En intra, nous pouvons partir directement des situations rencontrées par l’équipe :
- Déclinaisons récurrentes
- Nomenclature des fichiers
- Formats clients
- Traitements d’images
- Plans de travail Illustrator
- Contraintes colorimétriques
- Exports
- Contrôles prépresse
- Bibliothèques de ressources
- Organisation des dossiers
- Règles propres à la marque
- Scripts ou actions déjà utilisés
- Contraintes de sécurité imposées par la DSI
Nous pouvons également travailler avec l’environnement IA réellement autorisé par l’entreprise (par exemple Microsoft Copilot plutôt que demander aux collaborateurs de créer des comptes sur de nouveaux services).
Une préparation avec les équipes IT ou DSI permet alors de vérifier en amont les droits d’exécution des scripts, les restrictions du poste de travail et les données susceptibles d’être transmises au modèle.
L’objectif peut devenir très concret : identifier quelques irritants de production et repartir avec des premiers outils réellement adaptés au workflow de l’équipe.
Quelles formations peuvent compléter ce parcours ?
Cette formation se situe volontairement à la jonction de nos formations IA / Intelligence Artificielle Générative et de nos formations PAO.
Si le besoin porte d’abord sur la génération et la modification d’images avec l’IA dans l’écosystème Adobe, la formation Adobe Firefly, Photoshop et Illustrator : intégrer l’IA dans son workflow créatif sera plus adaptée.
Pour approfondir les méthodes de production propres à chaque logiciel avant de chercher à les automatiser, les formations Photoshop : gagner en efficacité et Illustrator : gagner en efficacité permettent de consolider les fonctions natives, méthodes de travail et outils de productivité.
L’automatisation devient en effet particulièrement intéressante une fois que l’on sait distinguer ce que le logiciel sait déjà faire de ce qu’il faut réellement fabriquer.
FAQ sur l’automatisation PAO avec un LLM
Faut-il savoir coder pour suivre la formation ?
Non. Aucune connaissance en programmation n’est requise. Nous utilisons le LLM pour produire et corriger le code. Le participant doit surtout savoir décrire précisément son besoin et contrôler le résultat obtenu.
La formation est-elle une formation Microsoft Copilot ?
Non. Copilot constitue un environnement particulièrement pertinent pour les entreprises qui en sont déjà équipées, mais la méthode reste applicable avec ChatGPT, Claude ou un modèle interne disposant de capacités de génération de code.
Le LLM a-t-il accès directement à Photoshop ou Illustrator ?
Pas nécessairement. Dans le scénario le plus courant, nous décrivons le besoin au LLM, récupérons le script qu’il propose puis l’exécutons dans Photoshop ou Illustrator.
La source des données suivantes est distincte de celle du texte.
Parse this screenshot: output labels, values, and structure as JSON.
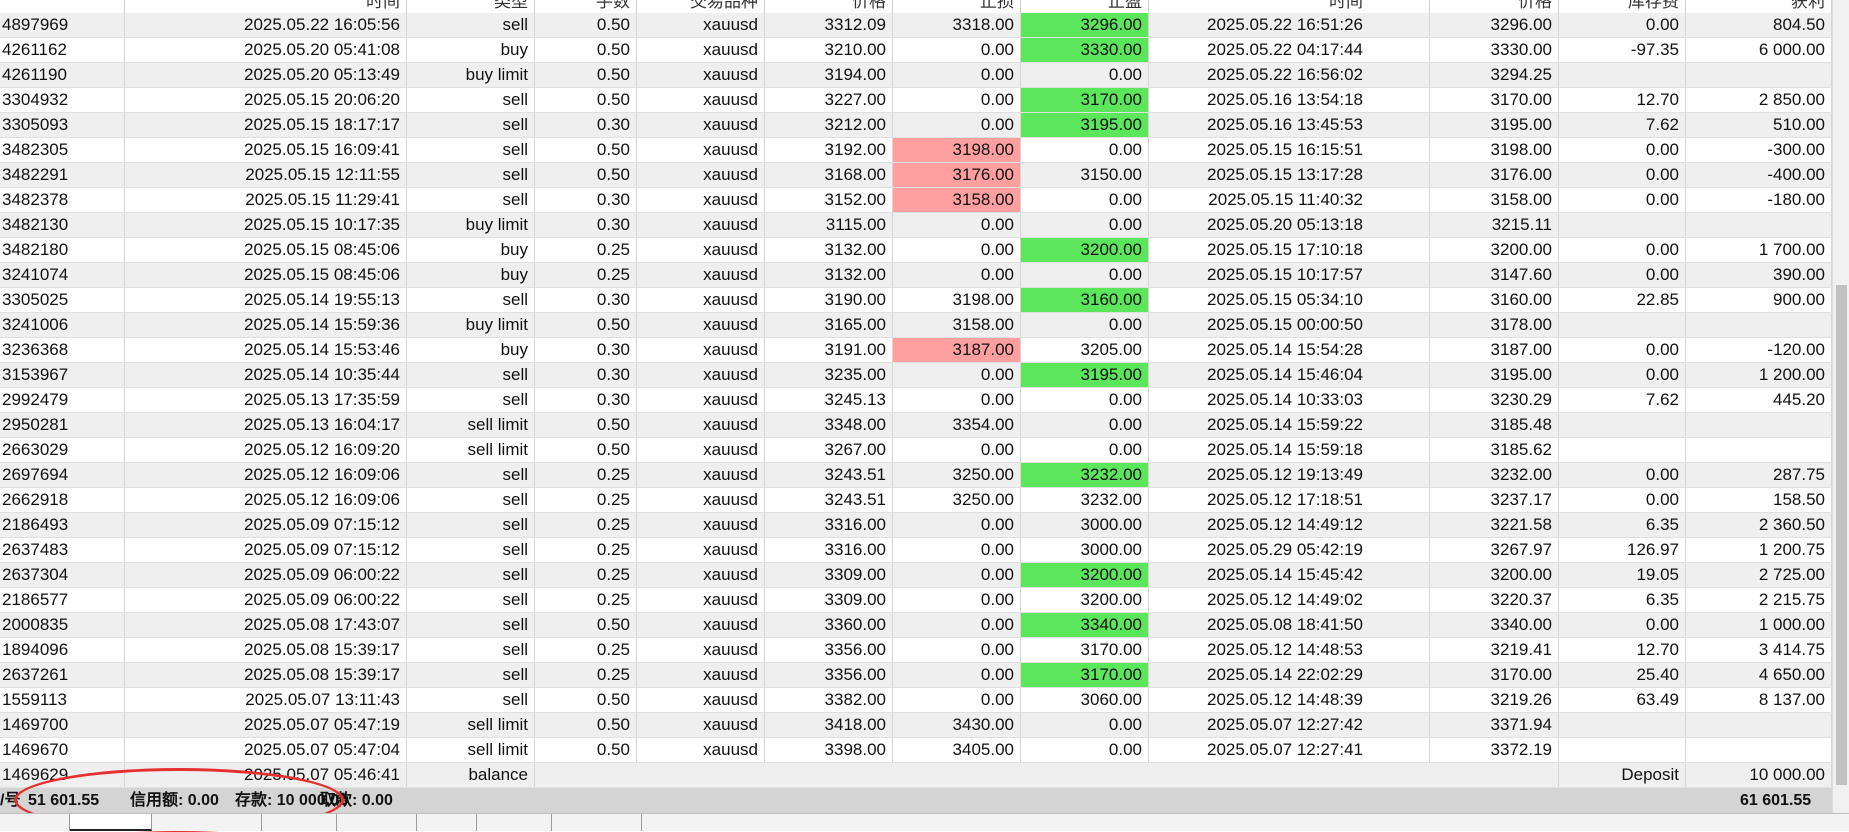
{
  "columns": [
    "时间",
    "类型",
    "手数",
    "交易品种",
    "价格",
    "止损",
    "止盈",
    "时间",
    "价格",
    "库存费",
    "获利"
  ],
  "rows": [
    [
      "4897969",
      "2025.05.22 16:05:56",
      "sell",
      "0.50",
      "xauusd",
      "3312.09",
      "3318.00",
      "3296.00",
      "2025.05.22 16:51:26",
      "3296.00",
      "0.00",
      "804.50",
      "",
      "g"
    ],
    [
      "4261162",
      "2025.05.20 05:41:08",
      "buy",
      "0.50",
      "xauusd",
      "3210.00",
      "0.00",
      "3330.00",
      "2025.05.22 04:17:44",
      "3330.00",
      "-97.35",
      "6 000.00",
      "",
      "g"
    ],
    [
      "4261190",
      "2025.05.20 05:13:49",
      "buy limit",
      "0.50",
      "xauusd",
      "3194.00",
      "0.00",
      "0.00",
      "2025.05.22 16:56:02",
      "3294.25",
      "",
      "",
      "",
      ""
    ],
    [
      "3304932",
      "2025.05.15 20:06:20",
      "sell",
      "0.50",
      "xauusd",
      "3227.00",
      "0.00",
      "3170.00",
      "2025.05.16 13:54:18",
      "3170.00",
      "12.70",
      "2 850.00",
      "",
      "g"
    ],
    [
      "3305093",
      "2025.05.15 18:17:17",
      "sell",
      "0.30",
      "xauusd",
      "3212.00",
      "0.00",
      "3195.00",
      "2025.05.16 13:45:53",
      "3195.00",
      "7.62",
      "510.00",
      "",
      "g"
    ],
    [
      "3482305",
      "2025.05.15 16:09:41",
      "sell",
      "0.50",
      "xauusd",
      "3192.00",
      "3198.00",
      "0.00",
      "2025.05.15 16:15:51",
      "3198.00",
      "0.00",
      "-300.00",
      "r",
      ""
    ],
    [
      "3482291",
      "2025.05.15 12:11:55",
      "sell",
      "0.50",
      "xauusd",
      "3168.00",
      "3176.00",
      "3150.00",
      "2025.05.15 13:17:28",
      "3176.00",
      "0.00",
      "-400.00",
      "r",
      ""
    ],
    [
      "3482378",
      "2025.05.15 11:29:41",
      "sell",
      "0.30",
      "xauusd",
      "3152.00",
      "3158.00",
      "0.00",
      "2025.05.15 11:40:32",
      "3158.00",
      "0.00",
      "-180.00",
      "r",
      ""
    ],
    [
      "3482130",
      "2025.05.15 10:17:35",
      "buy limit",
      "0.30",
      "xauusd",
      "3115.00",
      "0.00",
      "0.00",
      "2025.05.20 05:13:18",
      "3215.11",
      "",
      "",
      "",
      ""
    ],
    [
      "3482180",
      "2025.05.15 08:45:06",
      "buy",
      "0.25",
      "xauusd",
      "3132.00",
      "0.00",
      "3200.00",
      "2025.05.15 17:10:18",
      "3200.00",
      "0.00",
      "1 700.00",
      "",
      "g"
    ],
    [
      "3241074",
      "2025.05.15 08:45:06",
      "buy",
      "0.25",
      "xauusd",
      "3132.00",
      "0.00",
      "0.00",
      "2025.05.15 10:17:57",
      "3147.60",
      "0.00",
      "390.00",
      "",
      ""
    ],
    [
      "3305025",
      "2025.05.14 19:55:13",
      "sell",
      "0.30",
      "xauusd",
      "3190.00",
      "3198.00",
      "3160.00",
      "2025.05.15 05:34:10",
      "3160.00",
      "22.85",
      "900.00",
      "",
      "g"
    ],
    [
      "3241006",
      "2025.05.14 15:59:36",
      "buy limit",
      "0.50",
      "xauusd",
      "3165.00",
      "3158.00",
      "0.00",
      "2025.05.15 00:00:50",
      "3178.00",
      "",
      "",
      "",
      ""
    ],
    [
      "3236368",
      "2025.05.14 15:53:46",
      "buy",
      "0.30",
      "xauusd",
      "3191.00",
      "3187.00",
      "3205.00",
      "2025.05.14 15:54:28",
      "3187.00",
      "0.00",
      "-120.00",
      "r",
      ""
    ],
    [
      "3153967",
      "2025.05.14 10:35:44",
      "sell",
      "0.30",
      "xauusd",
      "3235.00",
      "0.00",
      "3195.00",
      "2025.05.14 15:46:04",
      "3195.00",
      "0.00",
      "1 200.00",
      "",
      "g"
    ],
    [
      "2992479",
      "2025.05.13 17:35:59",
      "sell",
      "0.30",
      "xauusd",
      "3245.13",
      "0.00",
      "0.00",
      "2025.05.14 10:33:03",
      "3230.29",
      "7.62",
      "445.20",
      "",
      ""
    ],
    [
      "2950281",
      "2025.05.13 16:04:17",
      "sell limit",
      "0.50",
      "xauusd",
      "3348.00",
      "3354.00",
      "0.00",
      "2025.05.14 15:59:22",
      "3185.48",
      "",
      "",
      "",
      ""
    ],
    [
      "2663029",
      "2025.05.12 16:09:20",
      "sell limit",
      "0.50",
      "xauusd",
      "3267.00",
      "0.00",
      "0.00",
      "2025.05.14 15:59:18",
      "3185.62",
      "",
      "",
      "",
      ""
    ],
    [
      "2697694",
      "2025.05.12 16:09:06",
      "sell",
      "0.25",
      "xauusd",
      "3243.51",
      "3250.00",
      "3232.00",
      "2025.05.12 19:13:49",
      "3232.00",
      "0.00",
      "287.75",
      "",
      "g"
    ],
    [
      "2662918",
      "2025.05.12 16:09:06",
      "sell",
      "0.25",
      "xauusd",
      "3243.51",
      "3250.00",
      "3232.00",
      "2025.05.12 17:18:51",
      "3237.17",
      "0.00",
      "158.50",
      "",
      ""
    ],
    [
      "2186493",
      "2025.05.09 07:15:12",
      "sell",
      "0.25",
      "xauusd",
      "3316.00",
      "0.00",
      "3000.00",
      "2025.05.12 14:49:12",
      "3221.58",
      "6.35",
      "2 360.50",
      "",
      ""
    ],
    [
      "2637483",
      "2025.05.09 07:15:12",
      "sell",
      "0.25",
      "xauusd",
      "3316.00",
      "0.00",
      "3000.00",
      "2025.05.29 05:42:19",
      "3267.97",
      "126.97",
      "1 200.75",
      "",
      ""
    ],
    [
      "2637304",
      "2025.05.09 06:00:22",
      "sell",
      "0.25",
      "xauusd",
      "3309.00",
      "0.00",
      "3200.00",
      "2025.05.14 15:45:42",
      "3200.00",
      "19.05",
      "2 725.00",
      "",
      "g"
    ],
    [
      "2186577",
      "2025.05.09 06:00:22",
      "sell",
      "0.25",
      "xauusd",
      "3309.00",
      "0.00",
      "3200.00",
      "2025.05.12 14:49:02",
      "3220.37",
      "6.35",
      "2 215.75",
      "",
      ""
    ],
    [
      "2000835",
      "2025.05.08 17:43:07",
      "sell",
      "0.50",
      "xauusd",
      "3360.00",
      "0.00",
      "3340.00",
      "2025.05.08 18:41:50",
      "3340.00",
      "0.00",
      "1 000.00",
      "",
      "g"
    ],
    [
      "1894096",
      "2025.05.08 15:39:17",
      "sell",
      "0.25",
      "xauusd",
      "3356.00",
      "0.00",
      "3170.00",
      "2025.05.12 14:48:53",
      "3219.41",
      "12.70",
      "3 414.75",
      "",
      ""
    ],
    [
      "2637261",
      "2025.05.08 15:39:17",
      "sell",
      "0.25",
      "xauusd",
      "3356.00",
      "0.00",
      "3170.00",
      "2025.05.14 22:02:29",
      "3170.00",
      "25.40",
      "4 650.00",
      "",
      "g"
    ],
    [
      "1559113",
      "2025.05.07 13:11:43",
      "sell",
      "0.50",
      "xauusd",
      "3382.00",
      "0.00",
      "3060.00",
      "2025.05.12 14:48:39",
      "3219.26",
      "63.49",
      "8 137.00",
      "",
      ""
    ],
    [
      "1469700",
      "2025.05.07 05:47:19",
      "sell limit",
      "0.50",
      "xauusd",
      "3418.00",
      "3430.00",
      "0.00",
      "2025.05.07 12:27:42",
      "3371.94",
      "",
      "",
      "",
      ""
    ],
    [
      "1469670",
      "2025.05.07 05:47:04",
      "sell limit",
      "0.50",
      "xauusd",
      "3398.00",
      "3405.00",
      "0.00",
      "2025.05.07 12:27:41",
      "3372.19",
      "",
      "",
      "",
      ""
    ]
  ],
  "balance_row": {
    "id": "1469629",
    "time": "2025.05.07 05:46:41",
    "type": "balance",
    "comment": "Deposit",
    "amount": "10 000.00"
  },
  "footer": {
    "label": "/号",
    "equity": "51 601.55",
    "credit": "信用额: 0.00",
    "deposit": "存款: 10 000.00",
    "withdraw": "取款: 0.00",
    "total": "61 601.55"
  },
  "colors": {
    "take_profit_hit": "#5ce65c",
    "stop_loss_hit": "#ff9f9f",
    "annotation_circle": "#e53030"
  }
}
Le modèle aide ensuite à analyser et corriger les erreurs observées.
Un script généré par IA peut-il endommager des fichiers ?
Oui s’il est mal conçu ou mal utilisé. C’est pourquoi nous testons toujours les outils sur des copies ou des fichiers dédiés avant toute utilisation en production. Les opérations d’ouverture, d’enregistrement, de remplacement et de traitement par lots font l’objet d’une vigilance particulière.
La formation remplace-t-elle un développeur ?
Non. Elle permet de réaliser des outils simples ou intermédiaires répondant à des besoins bien cadrés. Une extension complexe, un plugin distribué à grande échelle, une interface avancée ou une intégration avec plusieurs systèmes peut / doit nécessiter l’intervention d’un développeur.
Peut-on automatiser le contrôle prépresse avec ce type de scripts ?
Certains critères précis peuvent être contrôlés ou corrigés automatiquement lorsqu’ils sont clairement définis. Un script réalisé dans ce cadre ne remplace cependant pas l’ensemble d’un processus de contrôle prépresse ni un outil spécialisé lorsqu’un niveau élevé de certification ou de fiabilité est requis.
Peut-on venir avec un problème rencontré dans son entreprise ?
Oui, et c’est particulièrement pertinent en intra ou sur mesure. À condition que les fichiers puissent être utilisés pendant la formation et que le besoin soit compatible avec le temps disponible, un cas réel peut servir de base à la fabrication et au test d’un outil.